O sistema de solução de controvérsias, que os EUA paralisaram ao bloquear a nomeação de novos juízes, é criticado por tomar decisões prejudiciais aos direitos americanos e expandirem suas obrigações.
Em um passo adiante das ameaças feitas por Trump, o senador republicano Josh Hawley apresentou uma resolução para que os Estados Unidos deixem a OMC.
Há poucas chances de aprovação, segundo Schott, porque “o Congresso não quer causar mais perturbações econômicas numa crise que já é suficientemente séria”, mas o ataque aberto do senador complementa os esforços de Trump para pressionar a organização a atender suas demandas.
Nesse cenário, Azevêdo achou melhor passar adiante a procura de uma solução.
“Quanto mais cedo eu permitir que vocês prossigam com o processo de seleção, melhor será.
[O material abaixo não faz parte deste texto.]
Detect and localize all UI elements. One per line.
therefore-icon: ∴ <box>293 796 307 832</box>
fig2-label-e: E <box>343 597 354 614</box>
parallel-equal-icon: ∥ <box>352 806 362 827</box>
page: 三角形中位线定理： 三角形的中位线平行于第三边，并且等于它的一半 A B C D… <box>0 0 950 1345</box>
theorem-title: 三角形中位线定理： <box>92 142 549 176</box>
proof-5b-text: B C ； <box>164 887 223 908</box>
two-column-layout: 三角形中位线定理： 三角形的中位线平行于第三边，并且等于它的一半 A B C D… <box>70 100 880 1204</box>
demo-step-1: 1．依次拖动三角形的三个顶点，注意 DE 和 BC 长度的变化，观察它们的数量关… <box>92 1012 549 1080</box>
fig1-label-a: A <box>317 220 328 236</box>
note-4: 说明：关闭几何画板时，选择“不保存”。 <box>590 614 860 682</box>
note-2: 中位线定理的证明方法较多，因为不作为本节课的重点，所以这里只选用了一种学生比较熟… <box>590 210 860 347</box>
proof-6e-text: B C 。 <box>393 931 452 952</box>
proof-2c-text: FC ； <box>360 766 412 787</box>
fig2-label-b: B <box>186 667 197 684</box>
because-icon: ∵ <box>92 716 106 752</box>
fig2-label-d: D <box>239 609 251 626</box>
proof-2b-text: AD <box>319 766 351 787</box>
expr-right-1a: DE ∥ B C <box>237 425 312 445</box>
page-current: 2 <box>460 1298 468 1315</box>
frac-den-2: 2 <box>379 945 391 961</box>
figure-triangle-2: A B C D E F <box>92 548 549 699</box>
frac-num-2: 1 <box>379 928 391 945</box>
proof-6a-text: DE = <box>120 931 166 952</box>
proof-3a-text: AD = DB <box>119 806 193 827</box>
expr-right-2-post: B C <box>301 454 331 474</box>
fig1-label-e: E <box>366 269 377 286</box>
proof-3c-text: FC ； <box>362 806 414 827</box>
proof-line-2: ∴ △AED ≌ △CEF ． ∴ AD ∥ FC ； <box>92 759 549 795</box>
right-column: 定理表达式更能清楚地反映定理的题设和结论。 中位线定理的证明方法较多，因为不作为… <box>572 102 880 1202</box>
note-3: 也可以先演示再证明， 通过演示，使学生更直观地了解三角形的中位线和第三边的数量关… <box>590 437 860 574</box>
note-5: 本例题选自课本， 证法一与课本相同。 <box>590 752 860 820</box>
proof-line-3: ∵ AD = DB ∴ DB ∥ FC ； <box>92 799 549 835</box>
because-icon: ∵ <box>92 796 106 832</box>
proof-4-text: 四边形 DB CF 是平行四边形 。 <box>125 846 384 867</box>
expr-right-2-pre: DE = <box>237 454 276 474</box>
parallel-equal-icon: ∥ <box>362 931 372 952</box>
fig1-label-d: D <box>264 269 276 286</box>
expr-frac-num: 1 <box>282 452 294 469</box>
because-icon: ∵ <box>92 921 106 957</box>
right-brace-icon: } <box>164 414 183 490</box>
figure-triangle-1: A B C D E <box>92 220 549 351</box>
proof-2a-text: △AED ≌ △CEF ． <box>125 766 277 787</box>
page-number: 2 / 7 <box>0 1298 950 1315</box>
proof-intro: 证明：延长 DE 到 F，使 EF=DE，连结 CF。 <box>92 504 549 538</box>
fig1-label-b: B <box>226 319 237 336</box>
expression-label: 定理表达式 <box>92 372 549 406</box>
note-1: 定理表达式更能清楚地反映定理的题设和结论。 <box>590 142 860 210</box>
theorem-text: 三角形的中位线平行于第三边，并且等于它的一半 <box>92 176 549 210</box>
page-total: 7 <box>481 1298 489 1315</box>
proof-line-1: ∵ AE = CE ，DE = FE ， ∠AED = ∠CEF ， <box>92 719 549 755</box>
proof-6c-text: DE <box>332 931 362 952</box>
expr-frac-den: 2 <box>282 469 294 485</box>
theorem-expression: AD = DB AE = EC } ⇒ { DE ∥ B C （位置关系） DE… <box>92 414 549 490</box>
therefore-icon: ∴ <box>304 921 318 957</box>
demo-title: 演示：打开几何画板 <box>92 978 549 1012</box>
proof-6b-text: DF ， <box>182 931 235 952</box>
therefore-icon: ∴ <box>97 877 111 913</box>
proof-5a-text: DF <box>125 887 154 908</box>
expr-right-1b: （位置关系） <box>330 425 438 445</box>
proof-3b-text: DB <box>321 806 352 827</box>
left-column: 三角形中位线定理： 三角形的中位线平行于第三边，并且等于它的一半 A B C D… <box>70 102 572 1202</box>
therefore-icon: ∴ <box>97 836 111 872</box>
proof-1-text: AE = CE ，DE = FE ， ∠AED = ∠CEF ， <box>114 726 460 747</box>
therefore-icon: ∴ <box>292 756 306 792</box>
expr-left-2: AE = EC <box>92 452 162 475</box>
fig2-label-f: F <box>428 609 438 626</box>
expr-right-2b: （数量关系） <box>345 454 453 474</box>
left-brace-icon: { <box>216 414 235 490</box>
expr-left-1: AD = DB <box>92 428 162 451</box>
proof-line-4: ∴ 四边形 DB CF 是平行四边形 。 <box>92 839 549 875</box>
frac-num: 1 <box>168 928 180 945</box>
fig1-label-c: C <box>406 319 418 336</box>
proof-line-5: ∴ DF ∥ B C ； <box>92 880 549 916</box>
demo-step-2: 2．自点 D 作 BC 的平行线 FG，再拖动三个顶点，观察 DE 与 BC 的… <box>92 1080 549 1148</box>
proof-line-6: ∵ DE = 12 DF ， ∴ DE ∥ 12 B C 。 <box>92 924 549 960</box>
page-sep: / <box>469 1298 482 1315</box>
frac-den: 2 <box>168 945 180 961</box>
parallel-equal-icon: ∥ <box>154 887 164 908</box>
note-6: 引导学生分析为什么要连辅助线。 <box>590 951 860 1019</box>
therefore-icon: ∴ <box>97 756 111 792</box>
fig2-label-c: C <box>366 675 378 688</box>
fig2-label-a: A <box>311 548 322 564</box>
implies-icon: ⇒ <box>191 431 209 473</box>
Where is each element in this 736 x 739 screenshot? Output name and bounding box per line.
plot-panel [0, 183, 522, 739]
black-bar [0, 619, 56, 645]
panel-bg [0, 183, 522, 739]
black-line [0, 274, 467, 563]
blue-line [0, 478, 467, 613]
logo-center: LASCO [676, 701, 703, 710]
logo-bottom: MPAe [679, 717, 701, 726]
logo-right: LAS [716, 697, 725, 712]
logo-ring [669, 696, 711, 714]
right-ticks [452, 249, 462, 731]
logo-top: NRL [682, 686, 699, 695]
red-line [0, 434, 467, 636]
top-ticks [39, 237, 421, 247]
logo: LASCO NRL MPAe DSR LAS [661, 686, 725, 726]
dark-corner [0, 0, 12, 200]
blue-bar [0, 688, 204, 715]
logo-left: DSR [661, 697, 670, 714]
Devemos dar ao meu sucessor tempo suficiente para planejar não apenas a MC12 [conferência ministerial que foi adiada para o próximo ano], mas como ela se encaixa nos seus planos para o futuro da organização”, disse o diretor-geral, no comunicado em que classificou sua decisão como “pessoal e familiar”.
O processo de seleção para o diretor-geral da entidade começa até nove meses antes do final de cada mandato, e envolve uma série de rodadas comandadas por uma comissão especial, em que se tenta chegar ao candidato aceito por todos os membros, ainda que não fosse sua primeira escolha.
Diplomatas que já participaram de processos anteriores dizem que eles envolvem muitas viagens de apresentação das plataformas e prioridades, o que será dificultado pela pandemia.
Segundo a agência Bloomberg, Azevedo reconheceu que sua partida abrupta poderia avançar a narrativa de que a OMC chegou a um beco sem saída.
“Pode contribuir para isso. Mas basicamente não é verdade. Se eu ficar aqui, o vírus desaparecerá? O vírus não desaparece. Se eu ficar aqui, os EUA e a China, de repente, apertam as mãos e dizem: ‘OK, deixe o passado passar’ ‘? Não, isso não vai acontecer. Nada vai mudar se eu ficar aqui”, afirmou ele à agência.
No comunicado feito aos delegados, Azevedo afirmou que não estava buscando uma carreira política. Questionado pela Bloomberg sobre seus próximos passos, respondeu: “Eu não sei. Vou perguntar a minha esposa”.